W najbliższą sobotę 17 września Dom Gościnny Beitenu w Synagodze zaprasza na spektakl „Rachel czy Pepka, czyli geszefty, szmoncesy i kłopoty Singera” w wykonaniu aktorów Sceny Rode. Spektakl odwołuje się do opowiadania Romana Brandstaettera „Ja jestem Żyd z Wesela”, którego główny bohater Hirsz Singer jest przykładem wzajemnego oddziaływania sztuki i życia.
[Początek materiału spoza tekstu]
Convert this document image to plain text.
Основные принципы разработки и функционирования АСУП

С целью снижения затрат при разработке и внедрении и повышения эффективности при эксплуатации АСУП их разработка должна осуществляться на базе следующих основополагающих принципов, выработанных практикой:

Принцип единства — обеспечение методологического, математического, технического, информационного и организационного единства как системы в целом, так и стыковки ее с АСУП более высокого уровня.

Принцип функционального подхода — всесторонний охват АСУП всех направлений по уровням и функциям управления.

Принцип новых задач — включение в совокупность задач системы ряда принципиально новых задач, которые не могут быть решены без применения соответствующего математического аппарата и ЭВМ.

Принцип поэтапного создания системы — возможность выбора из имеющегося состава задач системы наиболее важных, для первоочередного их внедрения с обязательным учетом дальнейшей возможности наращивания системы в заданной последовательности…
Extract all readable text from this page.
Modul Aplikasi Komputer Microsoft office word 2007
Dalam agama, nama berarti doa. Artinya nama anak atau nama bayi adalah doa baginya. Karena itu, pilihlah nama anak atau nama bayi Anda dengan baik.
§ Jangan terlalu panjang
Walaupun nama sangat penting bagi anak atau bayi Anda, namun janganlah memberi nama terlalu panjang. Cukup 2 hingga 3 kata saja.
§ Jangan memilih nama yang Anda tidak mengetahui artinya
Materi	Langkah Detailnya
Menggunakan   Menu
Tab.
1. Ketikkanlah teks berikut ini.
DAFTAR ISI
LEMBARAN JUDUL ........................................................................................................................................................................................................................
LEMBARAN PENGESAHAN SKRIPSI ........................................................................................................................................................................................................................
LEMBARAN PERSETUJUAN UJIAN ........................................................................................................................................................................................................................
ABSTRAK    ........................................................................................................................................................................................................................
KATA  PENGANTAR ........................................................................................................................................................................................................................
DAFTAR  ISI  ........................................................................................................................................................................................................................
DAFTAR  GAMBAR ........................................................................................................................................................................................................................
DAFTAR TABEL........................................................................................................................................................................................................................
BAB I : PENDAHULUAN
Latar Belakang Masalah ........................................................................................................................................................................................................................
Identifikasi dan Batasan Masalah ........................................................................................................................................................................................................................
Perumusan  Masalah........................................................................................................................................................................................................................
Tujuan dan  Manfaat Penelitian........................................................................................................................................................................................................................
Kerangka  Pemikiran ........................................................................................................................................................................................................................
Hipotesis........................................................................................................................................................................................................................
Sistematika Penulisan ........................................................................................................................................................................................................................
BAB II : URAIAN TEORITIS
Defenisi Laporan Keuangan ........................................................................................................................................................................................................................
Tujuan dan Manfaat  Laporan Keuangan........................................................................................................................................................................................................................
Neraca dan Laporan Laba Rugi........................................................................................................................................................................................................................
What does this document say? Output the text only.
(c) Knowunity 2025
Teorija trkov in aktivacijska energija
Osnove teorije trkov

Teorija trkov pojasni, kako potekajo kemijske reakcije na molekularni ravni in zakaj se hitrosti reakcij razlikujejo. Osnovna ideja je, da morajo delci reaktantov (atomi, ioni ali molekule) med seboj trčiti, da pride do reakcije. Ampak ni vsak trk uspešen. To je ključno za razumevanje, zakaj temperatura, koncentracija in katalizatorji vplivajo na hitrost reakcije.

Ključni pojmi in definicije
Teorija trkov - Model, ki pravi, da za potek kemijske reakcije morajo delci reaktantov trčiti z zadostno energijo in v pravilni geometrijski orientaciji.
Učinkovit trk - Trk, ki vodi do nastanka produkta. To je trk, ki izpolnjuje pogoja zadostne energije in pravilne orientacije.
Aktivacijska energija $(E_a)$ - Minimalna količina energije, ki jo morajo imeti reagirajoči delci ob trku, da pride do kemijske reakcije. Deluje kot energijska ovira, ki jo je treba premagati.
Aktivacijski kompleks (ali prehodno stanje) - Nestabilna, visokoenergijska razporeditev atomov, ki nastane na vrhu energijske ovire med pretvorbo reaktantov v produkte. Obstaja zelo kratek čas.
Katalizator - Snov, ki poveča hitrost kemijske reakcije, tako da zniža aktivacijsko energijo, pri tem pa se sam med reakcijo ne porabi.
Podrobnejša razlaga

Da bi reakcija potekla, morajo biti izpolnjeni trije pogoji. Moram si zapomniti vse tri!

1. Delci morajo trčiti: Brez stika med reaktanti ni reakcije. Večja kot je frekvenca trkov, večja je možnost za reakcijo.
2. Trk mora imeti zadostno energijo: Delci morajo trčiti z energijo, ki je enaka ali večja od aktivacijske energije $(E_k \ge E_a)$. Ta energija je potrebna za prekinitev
Jego życie po premierze dramatu Wyspiańskiego ukazane w spektalu to „historia wesoła, a ogromnie przez to smutna”.
Pytaliśmy Państwa, jak „Wesele” Stanisława Wyspiańskiego wpłynęło na dalsze losy Hirsza Singera.
Pytanie konkursowe: "Ja żyć obcym życiem nie będę. Niech będzie Rachel! Żyda z "Wesela" nie będzie!" – rozpaczał Hirsz Singer. Jaką decyzję podjął bronowicki karczmarz po tych słowach? Jak kończy się jego życie po premierze „Wesela”?
Pytanie już w pewnym sensie sugerowało odpowiedź: Singer nie godził się na taki los, jaki wyznaczył mu Wyspiański poprzez „Wesele”. Dlatego też rozwiódł się z żoną, majątek zostawił dzieciom, a resztę życia spędził w domu starców na krakowskim Kazimierzu, gdzie zmarł podczas I wojny.
Nagrody w postaci biletów wstępu na spektakl „Rachel czy Pepka, czyli geszefty, szmoncesy i kłopoty Singera” wygrali:
Zbigniew Wacławski
Paweł Baniowski
Zwycięzcom gratulujemy!
Po odbiór biletów zapraszamy z dowodem tożsamości do Synagogi ul. Lubelska 4 (wejście od strony Małego Rynku).
Spektakl „Rachel czy Pepka, czyli geszefty, szmoncesy i kłopoty Singera” już w sobotę 17 września godz. 18.00 w Synagodze.
Bilety w cenie 30 zł, sprzedaż: Synagoga ul. Lubelska 4.